There's money at stake here, not just worthless children's lives, you know. They know who pays their salaries, and it ain't 10 year old kids.

If they’re students, how are they trespassing?

Maybe the totalitarian automatic mass suspensions and expulsions are in effect the moment they say anything AIPAC wouldn't approve of?

I am kind of flabbergasted at how they did the suspensions. My school was no where near as nice as most of these schools and our school had a whole convoluted process for suspension. Assuming you didn't commit a violent crime, then you got at least two meetings with deans and one of them you had access to a student advocate, if you desired.

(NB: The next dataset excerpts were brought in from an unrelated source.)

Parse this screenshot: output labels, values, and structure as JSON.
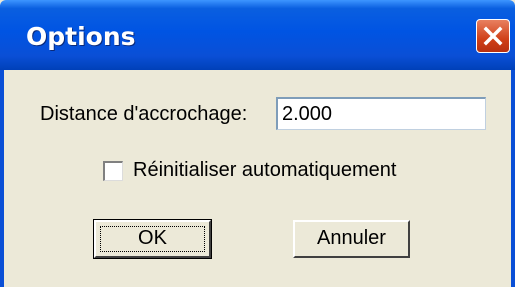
{
  "window": {
    "title": "Options",
    "close_icon": "close-icon"
  },
  "form": {
    "distance_label": "Distance d'accrochage:",
    "distance_value": "2.000",
    "auto_reset_label": "Réinitialiser automatiquement",
    "auto_reset_checked": false
  },
  "buttons": {
    "ok_label": "OK",
    "cancel_label": "Annuler"
  },
  "colors": {
    "titlebar": "#0054e3",
    "dialog_bg": "#ece9d8",
    "close_button": "#d04018"
  }
}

Yeah, they're being extremely authoritarian in their unthinking reactionary zeal. Literal fascist police state stuff 🤬

I would not be at all surprised if Texas law says that anyone can be declared a trespasser on property they don't own at any time.

Yeah. Faculty is probably allowed to shoot the students

So could the Police legally arrest peaceful protesters because non-students joined the protest?

I saw the anti-semitic b******* but if it's a peaceful protest in support of Palestine, it would seem really easy to sue the police over constitutional violations.

That's a big risk to take to violate a constitutional right.

TX DPS and APD have a long history of violating constitutional rights.

I can believe that. But you can still bring lawsuits against them, one's gotta stick according to sheer numbers. That's how change starts

Except the police don't suffer repercussions for those lawsuits. The taxpayers are the ones who pay them. The police union protects the cops and the police union never gets successfully sued.

Often they don't, sometimes they do.

Never trying because something is difficult is not the way to effect change.

I have honestly never heard of a successful lawsuit against a police union. I understand the 'always try' idea, but lawsuits cost money and there's the concept of throwing good money after bad. Maybe using that money to fight for reforms in the political arena would be a better idea?

Fighting back against constitutional violations is the epitome of advancing reform in a political arena in which those rights are being constantly eroded.

Fighting for the legitimacy of essential social and personal rights guaranteed to you by the constitution of your country is in no way a waste of resources.

But successful lawsuits don't make legal rulings on constitutional violations.

I'm not sure why you think that, but good news: lawsuits absolutely can result in rulings on constitutional violations.

Lawsuits are how citizens frequently address their constitutional violations.